Representative activation maps during ischaemia and reperfusion (A) Activation maps following RA pacing during baseline, ischaemia and reperfusion. (B) Percentage of RV activated in first 5 ms during ischaemia and reperfusion. Data are presented from four control hearts where there were more frequent recordings during early ischaemia (every 2.5 min during the first 20 min), to provide more detail on the time course of these changes. (C) Representative activation maps with local conduction vectors at baseline and after 40 mins ischaemia. At baseline, the earliest activation is at the anterior-apical region of the RV, but multiple areas of early activation can be seen at peak ischaemia. Blue circles indicate breakthorough sites.

FIGURE 4

Effect of Gap Junction Enhancer Rotigaptide. Compared to control, rotigaptide shortened (A) APD90 and (B) APD75 over the course of the ischaemia. (C) Representative action potentials at baseline (blue) and 40 min ischaemia (red) for control and rotigaptide treated heart. (D) Conduction velocity for control and rotigaptide treated hearts. (E) RV pacing activation maps at baseline and 40 min of ischaemia for control and rotigaptide treated hearts. (F) RA pacing activation maps at baseline and 40 min of ischaemia for control and rotigaptide treated hearts. There are new areas of early activation (functional PMJs indictaed by red arrow) in a control heart during RA pacing, which was not seen in the rotigaptide treated heart. (G) Effect of ischaemia and reperfusion on control and rotigaptide treated hearts on percentage of right ventricle activated within the first 5 ms. Likely because of more functional PMJs during ischaemia, the percentage of RV area activated early (within 5 ms) was maintained around 60% in control group, but not in the rotigaptide group. CON–control; ROT–rotigaptide. Data are for control (n = 7) and rotigaptide (n = 5) groups in their entirety. Asteriskes indicate statistical significance.

FIGURE 5

Endocardial activation and divergence maps (A) Simulated RV endocardial area isochoronal activation maps during His bundle pacing for 5% (left panel) and 80% (right panel) active junctions. (B) Representative simulated activation (left panel) with 10% active junctions, and corresponding endocardial divergence map (right panel).
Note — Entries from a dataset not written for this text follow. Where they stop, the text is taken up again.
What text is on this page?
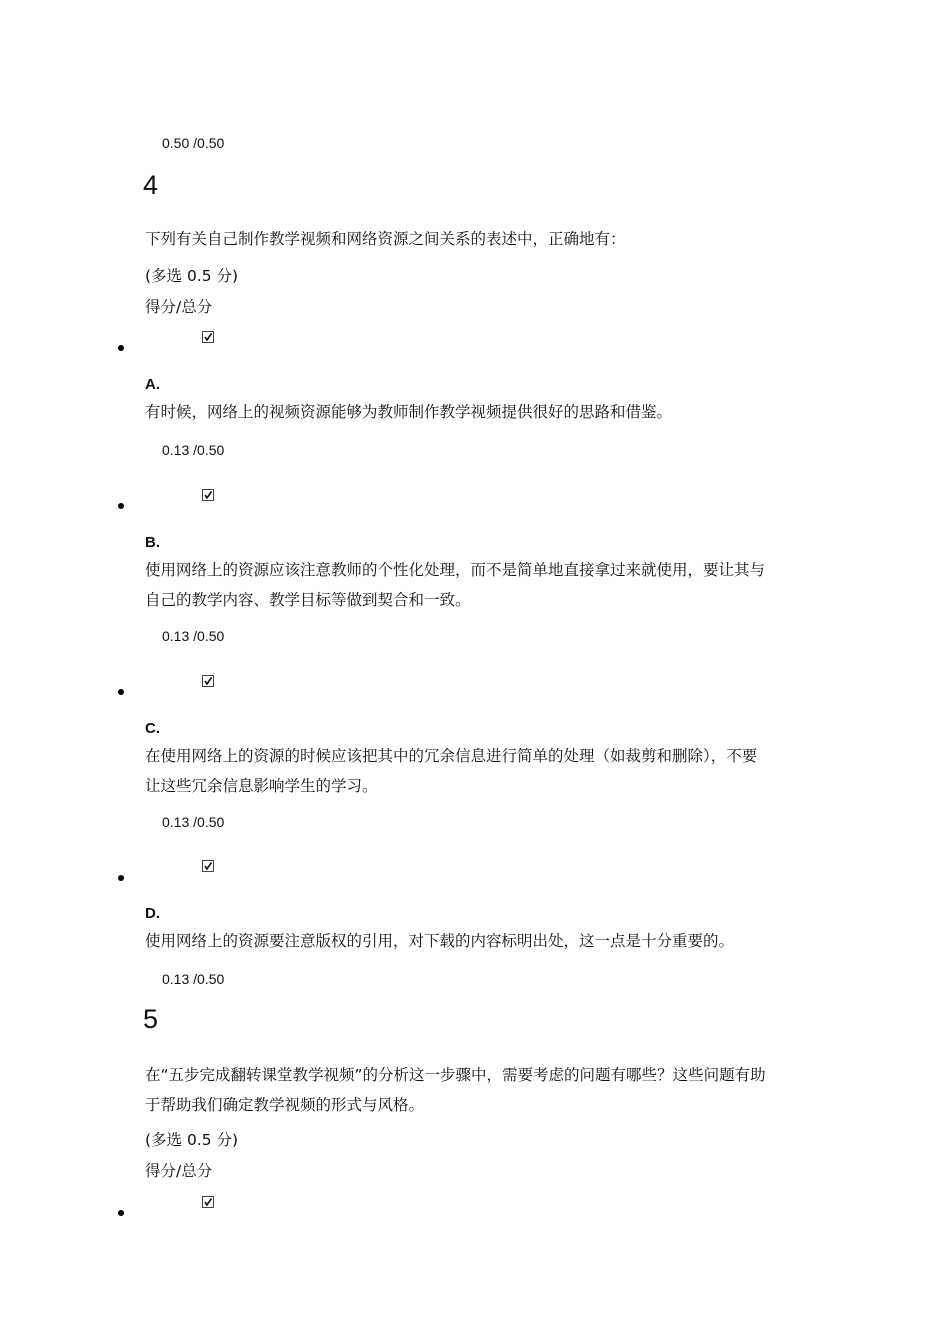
0.50 /0.50
4
下列有关自己制作教学视频和网络资源之间关系的表述中，正确地有：
(多选 0.5 分)
得分/总分
A.
有时候，网络上的视频资源能够为教师制作教学视频提供很好的思路和借鉴。
0.13 /0.50
B.
使用网络上的资源应该注意教师的个性化处理，而不是简单地直接拿过来就使用，要让其与
自己的教学内容、教学目标等做到契合和一致。
0.13 /0.50
C.
在使用网络上的资源的时候应该把其中的冗余信息进行简单的处理（如裁剪和删除），不要
让这些冗余信息影响学生的学习。
0.13 /0.50
D.
使用网络上的资源要注意版权的引用，对下载的内容标明出处，这一点是十分重要的。
0.13 /0.50
5
在“五步完成翻转课堂教学视频”的分析这一步骤中，需要考虑的问题有哪些？这些问题有助
于帮助我们确定教学视频的形式与风格。
(多选 0.5 分)
得分/总分
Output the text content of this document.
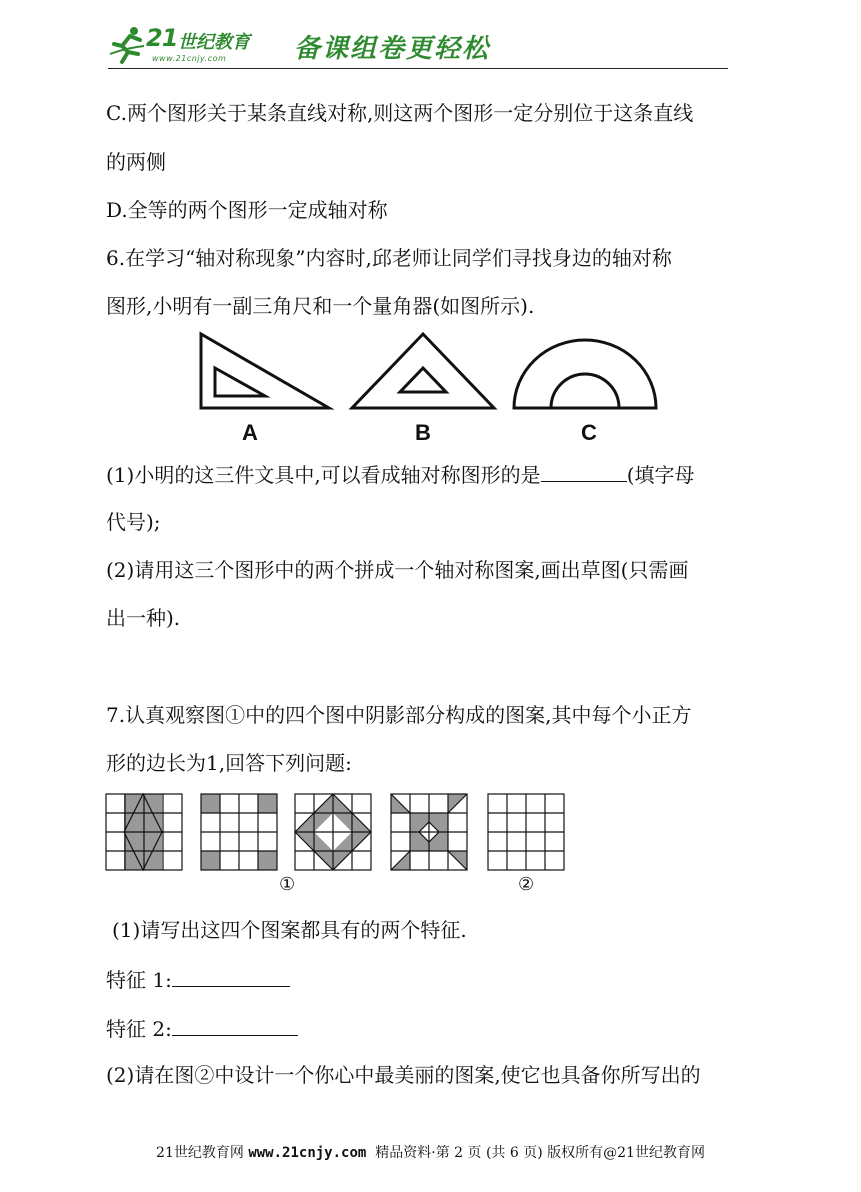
21 世纪教育
www.21cnjy.com	备课组卷更轻松
C.两个图形关于某条直线对称,则这两个图形一定分别位于这条直线
的两侧
D.全等的两个图形一定成轴对称
6.在学习“轴对称现象”内容时,邱老师让同学们寻找身边的轴对称
图形,小明有一副三角尺和一个量角器(如图所示).
A	B	C
(1)小明的这三件文具中,可以看成轴对称图形的是	(填字母
代号);
(2)请用这三个图形中的两个拼成一个轴对称图案,画出草图(只需画
出一种).
7.认真观察图①中的四个图中阴影部分构成的图案,其中每个小正方
形的边长为1,回答下列问题:
①	②
(1)请写出这四个图案都具有的两个特征.
特征 1:
特征 2:
(2)请在图②中设计一个你心中最美丽的图案,使它也具备你所写出的
21世纪教育网 www.21cnjy.com 精品资料·第 2 页 (共 6 页) 版权所有@21世纪教育网
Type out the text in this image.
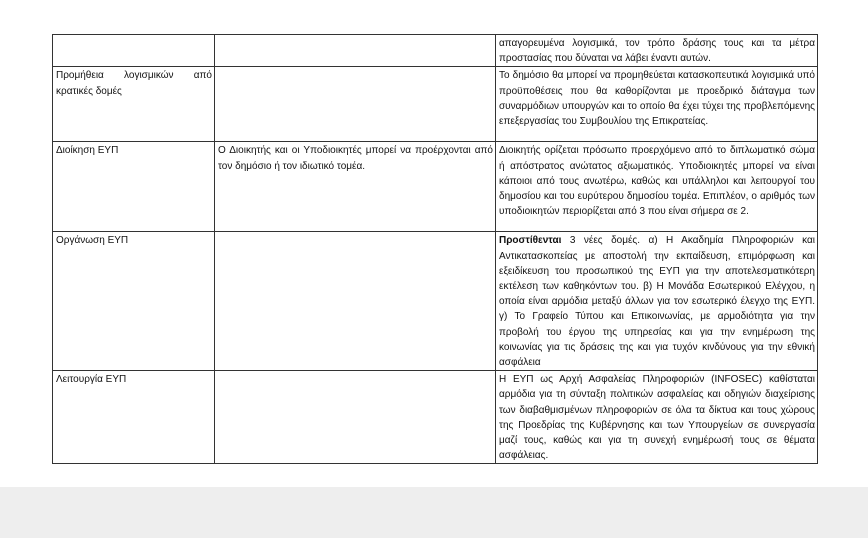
		απαγορευμένα λογισμικά, τον τρόπο δράσης τους και τα μέτρα προστασίας που δύναται να λάβει έναντι αυτών.
Προμήθεια λογισμικών από κρατικές δομές		Το δημόσιο θα μπορεί να προμηθεύεται κατασκοπευτικά λογισμικά υπό προϋποθέσεις που θα καθορίζονται με προεδρικό διάταγμα των συναρμόδιων υπουργών και το οποίο θα έχει τύχει της προβλεπόμενης επεξεργασίας του Συμβουλίου της Επικρατείας.
Διοίκηση ΕΥΠ	Ο Διοικητής και οι Υποδιοικητές μπορεί να προέρχονται από τον δημόσιο ή τον ιδιωτικό τομέα.	Διοικητής ορίζεται πρόσωπο προερχόμενο από το διπλωματικό σώμα ή απόστρατος ανώτατος αξιωματικός. Υποδιοικητές μπορεί να είναι κάποιοι από τους ανωτέρω, καθώς και υπάλληλοι και λειτουργοί του δημοσίου και του ευρύτερου δημοσίου τομέα. Επιπλέον, ο αριθμός των υποδιοικητών περιορίζεται από 3 που είναι σήμερα σε 2.
Οργάνωση ΕΥΠ		Προστίθενται 3 νέες δομές. α) Η Ακαδημία Πληροφοριών και Αντικατασκοπείας με αποστολή την εκπαίδευση, επιμόρφωση και εξειδίκευση του προσωπικού της ΕΥΠ για την αποτελεσματικότερη εκτέλεση των καθηκόντων του. β) Η Μονάδα Εσωτερικού Ελέγχου, η οποία είναι αρμόδια μεταξύ άλλων για τον εσωτερικό έλεγχο της ΕΥΠ. γ) Το Γραφείο Τύπου και Επικοινωνίας, με αρμοδιότητα για την προβολή του έργου της υπηρεσίας και για την ενημέρωση της κοινωνίας για τις δράσεις της και για τυχόν κινδύνους για την εθνική ασφάλεια
Λειτουργία ΕΥΠ		Η ΕΥΠ ως Αρχή Ασφαλείας Πληροφοριών (INFOSEC) καθίσταται αρμόδια για τη σύνταξη πολιτικών ασφαλείας και οδηγιών διαχείρισης των διαβαθμισμένων πληροφοριών σε όλα τα δίκτυα και τους χώρους της Προεδρίας της Κυβέρνησης και των Υπουργείων σε συνεργασία μαζί τους, καθώς και για τη συνεχή ενημέρωσή τους σε θέματα ασφάλειας.
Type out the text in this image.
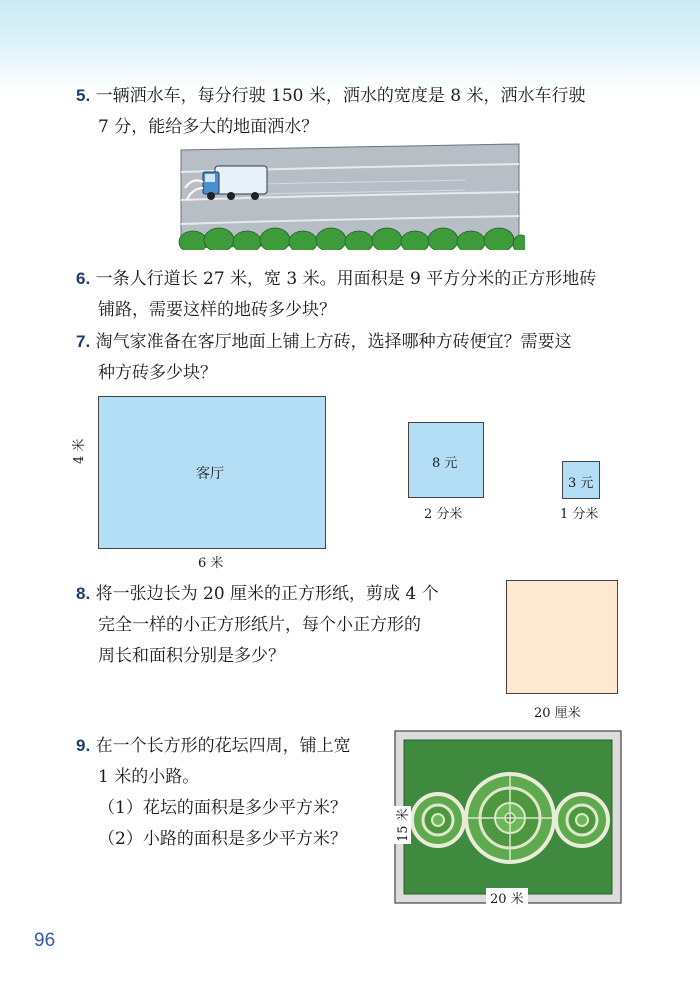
5. 一辆洒水车，每分行驶 150 米，洒水的宽度是 8 米，洒水车行驶
7 分，能给多大的地面洒水？
6. 一条人行道长 27 米，宽 3 米。用面积是 9 平方分米的正方形地砖
铺路，需要这样的地砖多少块？
7. 淘气家准备在客厅地面上铺上方砖，选择哪种方砖便宜？需要这
种方砖多少块？
客厅
4 米
6 米
8 元
2 分米
3 元
1 分米
8. 将一张边长为 20 厘米的正方形纸，剪成 4 个
完全一样的小正方形纸片，每个小正方形的
周长和面积分别是多少？
20 厘米
9. 在一个长方形的花坛四周，铺上宽
1 米的小路。
（1）花坛的面积是多少平方米？
（2）小路的面积是多少平方米？	15 米
20 米
96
Sites of breakthrough are indicated in red arrows on the activation map. Corresponding points on divergence map have large positive divergence, while green arrows represent wave collisions with matching points indicating a large negative divergence. (C) Representative experimental activation (left panel) and corresponding endocardial divergence map (right panel). Arrows point to breakthrough sites on activation maps that match the location of large positive divergence on the divergence map.

FIGURE 6

Effect of percentage active PMJs on activation time and conduction velocities (A) Alteration in median local CV in ischaemic computer model by conductivity and number of active PMJs following RV pacing. (B) Variations in the activated area with changes of percentage of active PMJs and myocardial conductance in computer model of sinus activation. The endocardial area that activated within the first 8 ms mainly was increased by increasing PMJ density and reduced by decreasing myocardial conductivity. (C) Calculated IVD relative to number of active PMJs and myocardial conductance in computer model during sinus activation. (D) Experimental effect of ischaemia and reperfusion on calculated IVD during atrial pacing.